Solution of:An air plane ABC R=250m (x=30)
the speed of the meachine is 450Km/h in A determine the accelartion supported by the pilot in A and the tangential accelartion is 10m.s
determine the speed in B if the tangential accelaration is constant
To solve this problem, we can use the formula for acceleration:
a = Δv / Δt
Where
a = acceleration,
Δv = change in velocity, and
Δt = change in time.
Now, let's break down the problem into smaller parts:
1. Determining the acceleration supported by the pilot in A:
We are given that the tangential acceleration (a_t) is equal to 10 m/s^2. However, we also need to find the magnitude of the centripetal acceleration (a_c), so we can calculate the total acceleration.

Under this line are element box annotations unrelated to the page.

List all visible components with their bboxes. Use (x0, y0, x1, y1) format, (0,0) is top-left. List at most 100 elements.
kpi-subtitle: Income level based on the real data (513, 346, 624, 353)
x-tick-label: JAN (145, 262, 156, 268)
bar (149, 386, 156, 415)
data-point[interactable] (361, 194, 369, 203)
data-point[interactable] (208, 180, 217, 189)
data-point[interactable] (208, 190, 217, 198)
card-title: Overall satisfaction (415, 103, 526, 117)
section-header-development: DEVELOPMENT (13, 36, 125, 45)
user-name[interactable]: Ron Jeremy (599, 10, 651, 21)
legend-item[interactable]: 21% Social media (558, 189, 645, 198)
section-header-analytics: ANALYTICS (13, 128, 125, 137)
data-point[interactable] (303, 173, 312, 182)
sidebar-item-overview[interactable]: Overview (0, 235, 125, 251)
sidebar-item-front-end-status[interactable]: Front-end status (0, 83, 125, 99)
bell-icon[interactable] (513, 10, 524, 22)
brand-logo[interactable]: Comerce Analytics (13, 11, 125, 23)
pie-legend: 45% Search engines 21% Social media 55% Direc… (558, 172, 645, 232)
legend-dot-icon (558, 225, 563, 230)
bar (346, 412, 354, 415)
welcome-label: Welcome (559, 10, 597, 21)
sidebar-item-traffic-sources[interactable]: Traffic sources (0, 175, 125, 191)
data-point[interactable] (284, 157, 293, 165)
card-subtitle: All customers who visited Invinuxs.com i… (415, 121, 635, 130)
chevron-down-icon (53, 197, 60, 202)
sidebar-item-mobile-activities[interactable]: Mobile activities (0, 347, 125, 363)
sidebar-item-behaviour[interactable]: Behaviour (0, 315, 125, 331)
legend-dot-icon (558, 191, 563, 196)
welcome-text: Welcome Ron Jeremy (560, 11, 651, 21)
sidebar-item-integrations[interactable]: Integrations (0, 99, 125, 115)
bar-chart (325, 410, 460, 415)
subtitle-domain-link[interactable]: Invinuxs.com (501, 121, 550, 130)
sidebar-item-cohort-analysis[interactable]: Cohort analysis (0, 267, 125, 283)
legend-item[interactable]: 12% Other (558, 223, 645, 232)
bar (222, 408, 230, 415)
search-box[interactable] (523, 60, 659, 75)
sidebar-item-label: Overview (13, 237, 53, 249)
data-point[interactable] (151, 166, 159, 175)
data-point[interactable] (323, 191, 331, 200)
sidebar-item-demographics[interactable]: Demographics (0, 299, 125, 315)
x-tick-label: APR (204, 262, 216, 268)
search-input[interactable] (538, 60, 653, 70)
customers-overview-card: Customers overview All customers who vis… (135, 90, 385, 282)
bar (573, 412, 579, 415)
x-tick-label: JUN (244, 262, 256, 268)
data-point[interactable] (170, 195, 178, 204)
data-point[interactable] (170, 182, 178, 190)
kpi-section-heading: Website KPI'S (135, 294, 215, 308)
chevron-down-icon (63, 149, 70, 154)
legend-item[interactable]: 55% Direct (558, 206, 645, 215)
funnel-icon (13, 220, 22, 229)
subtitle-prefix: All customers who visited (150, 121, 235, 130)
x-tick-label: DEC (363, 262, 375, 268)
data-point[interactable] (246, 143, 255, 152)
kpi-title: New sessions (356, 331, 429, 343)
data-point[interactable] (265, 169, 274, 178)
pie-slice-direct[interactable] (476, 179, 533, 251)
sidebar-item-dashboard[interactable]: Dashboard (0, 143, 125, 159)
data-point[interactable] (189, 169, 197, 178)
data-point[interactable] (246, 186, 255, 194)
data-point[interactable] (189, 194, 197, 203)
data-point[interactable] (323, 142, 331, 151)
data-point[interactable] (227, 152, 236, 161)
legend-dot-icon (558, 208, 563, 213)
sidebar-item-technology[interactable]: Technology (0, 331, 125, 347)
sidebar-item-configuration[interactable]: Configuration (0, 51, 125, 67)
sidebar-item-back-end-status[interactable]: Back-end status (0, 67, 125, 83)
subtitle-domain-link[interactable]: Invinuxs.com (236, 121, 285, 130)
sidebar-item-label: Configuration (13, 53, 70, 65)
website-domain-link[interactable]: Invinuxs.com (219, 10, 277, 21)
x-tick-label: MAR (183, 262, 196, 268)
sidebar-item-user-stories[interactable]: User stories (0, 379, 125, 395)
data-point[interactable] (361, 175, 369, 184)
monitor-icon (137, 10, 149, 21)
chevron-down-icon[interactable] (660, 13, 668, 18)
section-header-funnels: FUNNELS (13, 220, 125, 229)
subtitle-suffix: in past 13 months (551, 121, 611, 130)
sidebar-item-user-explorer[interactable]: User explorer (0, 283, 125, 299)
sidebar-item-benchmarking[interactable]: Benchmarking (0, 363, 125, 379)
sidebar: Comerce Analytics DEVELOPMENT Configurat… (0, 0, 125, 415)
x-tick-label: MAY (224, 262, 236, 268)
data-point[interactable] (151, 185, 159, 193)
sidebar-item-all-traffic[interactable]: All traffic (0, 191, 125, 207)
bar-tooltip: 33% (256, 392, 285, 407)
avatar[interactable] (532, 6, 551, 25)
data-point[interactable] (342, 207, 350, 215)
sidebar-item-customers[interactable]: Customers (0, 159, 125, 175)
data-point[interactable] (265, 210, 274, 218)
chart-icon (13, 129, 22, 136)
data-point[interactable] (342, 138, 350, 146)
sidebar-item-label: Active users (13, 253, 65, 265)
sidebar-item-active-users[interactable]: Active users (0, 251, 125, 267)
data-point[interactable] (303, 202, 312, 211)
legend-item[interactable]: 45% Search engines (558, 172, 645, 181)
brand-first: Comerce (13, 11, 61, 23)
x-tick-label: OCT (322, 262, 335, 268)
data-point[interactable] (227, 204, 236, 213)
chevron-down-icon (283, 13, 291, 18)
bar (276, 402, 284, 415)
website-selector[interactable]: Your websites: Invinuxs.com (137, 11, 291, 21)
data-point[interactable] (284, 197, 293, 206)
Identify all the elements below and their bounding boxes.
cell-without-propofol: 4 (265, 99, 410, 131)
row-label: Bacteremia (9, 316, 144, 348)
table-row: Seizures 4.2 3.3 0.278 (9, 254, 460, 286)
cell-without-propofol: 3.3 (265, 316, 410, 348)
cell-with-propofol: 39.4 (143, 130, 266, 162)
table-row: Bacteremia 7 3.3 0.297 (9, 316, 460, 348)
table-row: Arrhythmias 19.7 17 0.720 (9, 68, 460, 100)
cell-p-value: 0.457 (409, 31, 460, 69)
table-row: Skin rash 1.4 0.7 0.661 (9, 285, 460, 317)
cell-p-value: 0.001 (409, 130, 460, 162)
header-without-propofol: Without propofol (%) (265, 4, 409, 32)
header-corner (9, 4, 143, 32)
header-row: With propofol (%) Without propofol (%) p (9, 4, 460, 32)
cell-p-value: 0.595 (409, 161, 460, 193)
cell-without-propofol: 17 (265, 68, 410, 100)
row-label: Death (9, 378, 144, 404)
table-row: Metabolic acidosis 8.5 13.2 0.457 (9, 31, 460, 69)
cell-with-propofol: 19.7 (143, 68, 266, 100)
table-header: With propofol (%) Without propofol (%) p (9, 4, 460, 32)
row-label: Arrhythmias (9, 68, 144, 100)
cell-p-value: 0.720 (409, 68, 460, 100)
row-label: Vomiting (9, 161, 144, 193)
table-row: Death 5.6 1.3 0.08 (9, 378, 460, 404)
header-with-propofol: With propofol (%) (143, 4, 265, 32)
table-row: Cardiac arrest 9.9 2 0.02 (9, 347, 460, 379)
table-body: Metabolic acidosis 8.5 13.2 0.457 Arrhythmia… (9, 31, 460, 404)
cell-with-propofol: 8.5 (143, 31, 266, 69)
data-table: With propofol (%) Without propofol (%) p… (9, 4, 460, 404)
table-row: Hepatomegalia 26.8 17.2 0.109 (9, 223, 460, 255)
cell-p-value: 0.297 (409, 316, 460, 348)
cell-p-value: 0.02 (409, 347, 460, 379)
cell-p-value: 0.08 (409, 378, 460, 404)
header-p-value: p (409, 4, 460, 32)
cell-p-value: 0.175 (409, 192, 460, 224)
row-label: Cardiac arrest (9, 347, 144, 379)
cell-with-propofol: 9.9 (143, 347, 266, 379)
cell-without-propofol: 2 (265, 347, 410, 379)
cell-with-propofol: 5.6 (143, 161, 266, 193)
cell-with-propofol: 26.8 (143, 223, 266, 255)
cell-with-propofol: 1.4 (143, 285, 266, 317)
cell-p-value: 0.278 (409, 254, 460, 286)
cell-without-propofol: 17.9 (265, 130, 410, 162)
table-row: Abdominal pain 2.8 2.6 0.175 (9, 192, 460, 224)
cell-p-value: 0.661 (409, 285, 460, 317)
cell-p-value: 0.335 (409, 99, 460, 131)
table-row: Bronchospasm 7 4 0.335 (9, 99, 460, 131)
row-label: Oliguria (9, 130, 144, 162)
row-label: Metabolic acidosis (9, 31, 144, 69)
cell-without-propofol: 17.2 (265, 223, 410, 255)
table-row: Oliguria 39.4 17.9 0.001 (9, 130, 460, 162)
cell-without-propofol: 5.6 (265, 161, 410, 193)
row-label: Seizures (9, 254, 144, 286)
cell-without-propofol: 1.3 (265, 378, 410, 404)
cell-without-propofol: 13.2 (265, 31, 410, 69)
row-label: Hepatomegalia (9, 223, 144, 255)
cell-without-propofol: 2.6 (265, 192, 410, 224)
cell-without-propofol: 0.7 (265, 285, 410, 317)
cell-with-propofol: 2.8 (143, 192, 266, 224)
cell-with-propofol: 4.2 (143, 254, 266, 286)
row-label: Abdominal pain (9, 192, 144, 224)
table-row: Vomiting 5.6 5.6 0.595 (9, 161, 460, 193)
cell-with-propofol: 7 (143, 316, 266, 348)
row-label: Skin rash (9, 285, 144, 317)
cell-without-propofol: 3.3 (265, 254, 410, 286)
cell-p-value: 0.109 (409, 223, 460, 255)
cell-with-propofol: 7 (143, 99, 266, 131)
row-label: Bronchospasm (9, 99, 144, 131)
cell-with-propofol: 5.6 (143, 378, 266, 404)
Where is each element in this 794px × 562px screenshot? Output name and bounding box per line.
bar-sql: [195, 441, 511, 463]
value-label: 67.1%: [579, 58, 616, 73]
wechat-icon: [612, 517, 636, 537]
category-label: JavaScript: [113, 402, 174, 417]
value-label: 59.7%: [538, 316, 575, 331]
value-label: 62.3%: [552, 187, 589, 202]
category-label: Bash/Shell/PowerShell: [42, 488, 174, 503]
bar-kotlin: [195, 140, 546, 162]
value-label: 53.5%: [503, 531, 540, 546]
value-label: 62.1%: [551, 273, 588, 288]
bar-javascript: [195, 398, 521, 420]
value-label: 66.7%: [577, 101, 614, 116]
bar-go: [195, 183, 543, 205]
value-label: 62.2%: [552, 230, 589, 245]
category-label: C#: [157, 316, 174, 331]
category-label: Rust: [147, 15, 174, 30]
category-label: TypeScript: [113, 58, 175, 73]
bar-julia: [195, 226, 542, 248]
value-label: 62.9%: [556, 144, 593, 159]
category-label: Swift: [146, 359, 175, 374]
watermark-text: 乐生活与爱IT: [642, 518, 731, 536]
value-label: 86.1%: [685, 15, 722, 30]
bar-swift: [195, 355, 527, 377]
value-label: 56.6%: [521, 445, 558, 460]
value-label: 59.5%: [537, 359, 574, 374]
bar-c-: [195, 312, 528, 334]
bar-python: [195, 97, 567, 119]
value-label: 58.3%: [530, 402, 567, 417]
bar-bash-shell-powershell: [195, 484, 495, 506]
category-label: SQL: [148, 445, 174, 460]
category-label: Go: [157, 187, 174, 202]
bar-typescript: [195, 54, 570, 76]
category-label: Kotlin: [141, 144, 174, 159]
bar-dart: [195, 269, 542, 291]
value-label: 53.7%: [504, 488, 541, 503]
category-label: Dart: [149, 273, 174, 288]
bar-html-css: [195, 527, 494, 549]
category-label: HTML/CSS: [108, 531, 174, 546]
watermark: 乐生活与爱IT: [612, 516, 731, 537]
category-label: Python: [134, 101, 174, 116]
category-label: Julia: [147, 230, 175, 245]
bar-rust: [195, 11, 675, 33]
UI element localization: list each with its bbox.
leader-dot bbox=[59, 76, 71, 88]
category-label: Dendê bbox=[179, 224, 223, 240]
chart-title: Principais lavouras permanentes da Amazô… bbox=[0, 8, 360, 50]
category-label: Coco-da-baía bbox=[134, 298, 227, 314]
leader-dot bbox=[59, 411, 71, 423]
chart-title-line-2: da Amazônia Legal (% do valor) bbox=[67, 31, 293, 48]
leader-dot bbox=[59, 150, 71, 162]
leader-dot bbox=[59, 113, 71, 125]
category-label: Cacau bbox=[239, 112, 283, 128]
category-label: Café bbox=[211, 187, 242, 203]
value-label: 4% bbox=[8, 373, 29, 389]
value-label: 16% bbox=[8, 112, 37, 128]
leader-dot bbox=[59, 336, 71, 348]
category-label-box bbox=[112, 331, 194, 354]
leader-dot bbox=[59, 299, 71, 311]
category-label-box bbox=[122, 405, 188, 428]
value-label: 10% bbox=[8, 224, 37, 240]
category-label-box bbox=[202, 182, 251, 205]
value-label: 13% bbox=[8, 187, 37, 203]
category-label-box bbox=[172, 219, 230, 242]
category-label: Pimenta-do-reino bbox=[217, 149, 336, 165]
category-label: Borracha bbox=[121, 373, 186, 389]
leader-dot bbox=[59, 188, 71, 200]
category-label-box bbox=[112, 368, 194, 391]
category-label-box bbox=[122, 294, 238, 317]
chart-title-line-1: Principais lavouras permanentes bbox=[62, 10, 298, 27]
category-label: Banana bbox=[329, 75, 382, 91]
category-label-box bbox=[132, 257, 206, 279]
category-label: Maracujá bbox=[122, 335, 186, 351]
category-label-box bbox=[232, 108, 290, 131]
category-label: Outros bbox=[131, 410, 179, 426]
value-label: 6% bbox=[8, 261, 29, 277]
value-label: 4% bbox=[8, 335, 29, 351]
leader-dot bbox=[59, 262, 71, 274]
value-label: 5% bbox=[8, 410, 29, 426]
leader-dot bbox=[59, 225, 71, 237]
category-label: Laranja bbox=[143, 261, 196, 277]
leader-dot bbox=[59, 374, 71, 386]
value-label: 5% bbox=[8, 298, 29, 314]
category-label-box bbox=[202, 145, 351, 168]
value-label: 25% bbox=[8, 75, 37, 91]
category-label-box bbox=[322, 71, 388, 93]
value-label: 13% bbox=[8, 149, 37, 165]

The centripetal acceleration is given by the formula:
a_c = v^2 / R
Where
a_c = centripetal acceleration,
v = velocity, and
R = radius of curvature.
Here, R is given as 250m. To find the velocity (v), we need to convert the speed given in kilometers per hour (km/h) to meters per second (m/s). We can use the formula:
v = Speed / 3.6
In this case, the speed is given as 450 km/h. So,
v = 450 km/h / 3.6 = 125 m/s
Now we can find the centripetal acceleration:
a_c = (125 m/s)^2 / 250m = 62.5 m/s^2
To find the total acceleration, we add the tangential and centripetal acceleration:
a = a_t + a_c = 10 m/s^2 + 62.5 m/s^2 = 72.5 m/s^2
Therefore, the acceleration supported by the pilot in A is 72.5 m/s^2.
2. Determining the speed in B:
Since the tangential acceleration is constant, we can use the formula for velocity:
v = u + a_t * t
Where
v = final velocity,
u = initial velocity,
a_t = tangential acceleration, and
t = time.
In this case, we are looking for the final velocity (v) in point B when the tangential acceleration (a_t) is still 10 m/s^2.
Given that the initial velocity (u) is 125 m/s (from point A) and the tangential acceleration (a_t) is 10 m/s^2, we need to find the time it takes to travel from point A to point B.
We can use the kinematic equation:
s = u * t + (1/2) * a_t * t^2
Where
s = distance.
The distance (s) is given as x = 30m.
So,
30 = 125 * t + (1/2) * 10 * t^2
Rearranging the equation, we have a quadratic equation:
5t^2 + 125t - 60 = 0
We can solve this quadratic equation using the quadratic formula. Once we find the value of 't', we can substitute it back into the velocity equation to find the final velocity (v).
Please note that this process involves solving a quadratic equation, and the quadratic formula can sometimes yield two solutions. So, we'll need to determine which solution is physically meaningful in this context.
Once you find the value of 't', you can substitute it back into the velocity equation to find the final velocity (v).
By following these steps, you can determine the acceleration supported by the pilot in A and the speed in B if the tangential acceleration is constant.